Invariably, the answer was that this type of information is not collated. Instead, CYFS collates information on the ethnicity of children in its care, which apparently is more important than the family situation of the child. CYFS even labels "Australian" as an ethnicity. How PC is that?
The anti-child pornography group ECPAT New Zealand revealed this week that children as young as ten have been involved in prostitution in New Zealand. A recent study of 303 sex workers in the Christchurch area identified 12 prostitutes under the age of 18. The Prostitution Reform Act, decriminalised pimping and confirmed the illegality of anyone under 18 being a prostitute. Apparently, nobody told the young prostitutes about the law change. I wonder what the Prostitutes Collective is going to do about this? A questionnaire distributed to prostitutes elicited 47 responses, and revealed that only seven were living with both parents at the time they entered prostitution.
Sex abuse victim
The plight of a (now) 16 year old Sri Lankan sex abuse victim touched my heart.
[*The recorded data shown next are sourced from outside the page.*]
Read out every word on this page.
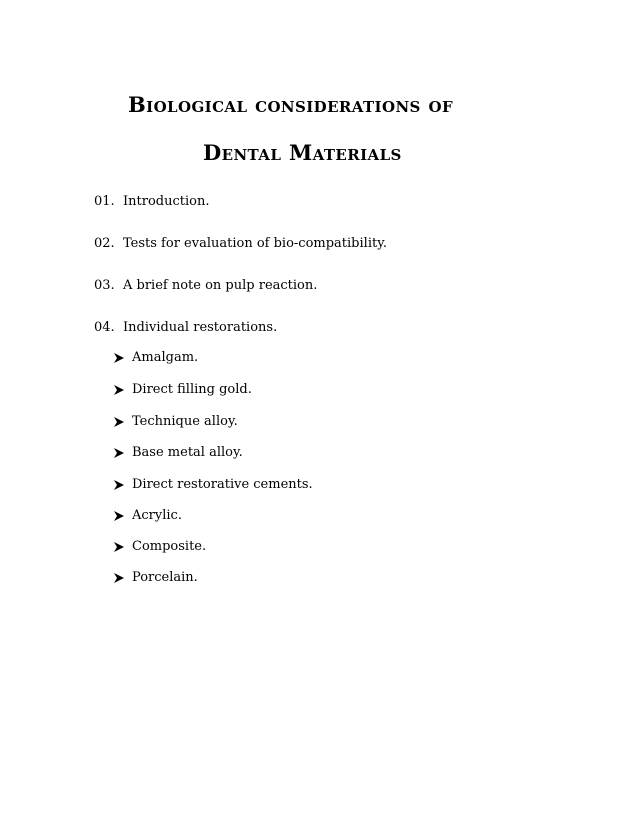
Biological considerations of
Dental Materials
01. Introduction.
02. Tests for evaluation of bio-compatibility.
03. A brief note on pulp reaction.
04. Individual restorations.
Amalgam.
Direct filling gold.
Technique alloy.
Base metal alloy.
Direct restorative cements.
Acrylic.
Composite.
Porcelain.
Having reviewed her file and all reports and judgments, I could not help wonder why there was no room in New Zealand for her when there seems to be so much room for men of military age ( and their extended families) from Iraq and Afghanistan seeking refugee status - now that both those countries have been liberated from their oppressive regimes. I was struck by the negative response from Immigration Associate Minister Damien O'Connor who in 1999 felt that convicted drug dealers from Germany should be allowed to stay on compassionate grounds but clearly not a young girl who had been the victim of abuse. It seems to me that this girl has given the government the opportunity to show just how tough it can be on innocent child immigrants we have just taken in. I know we can't help everyone. Does that mean we can't help anyone?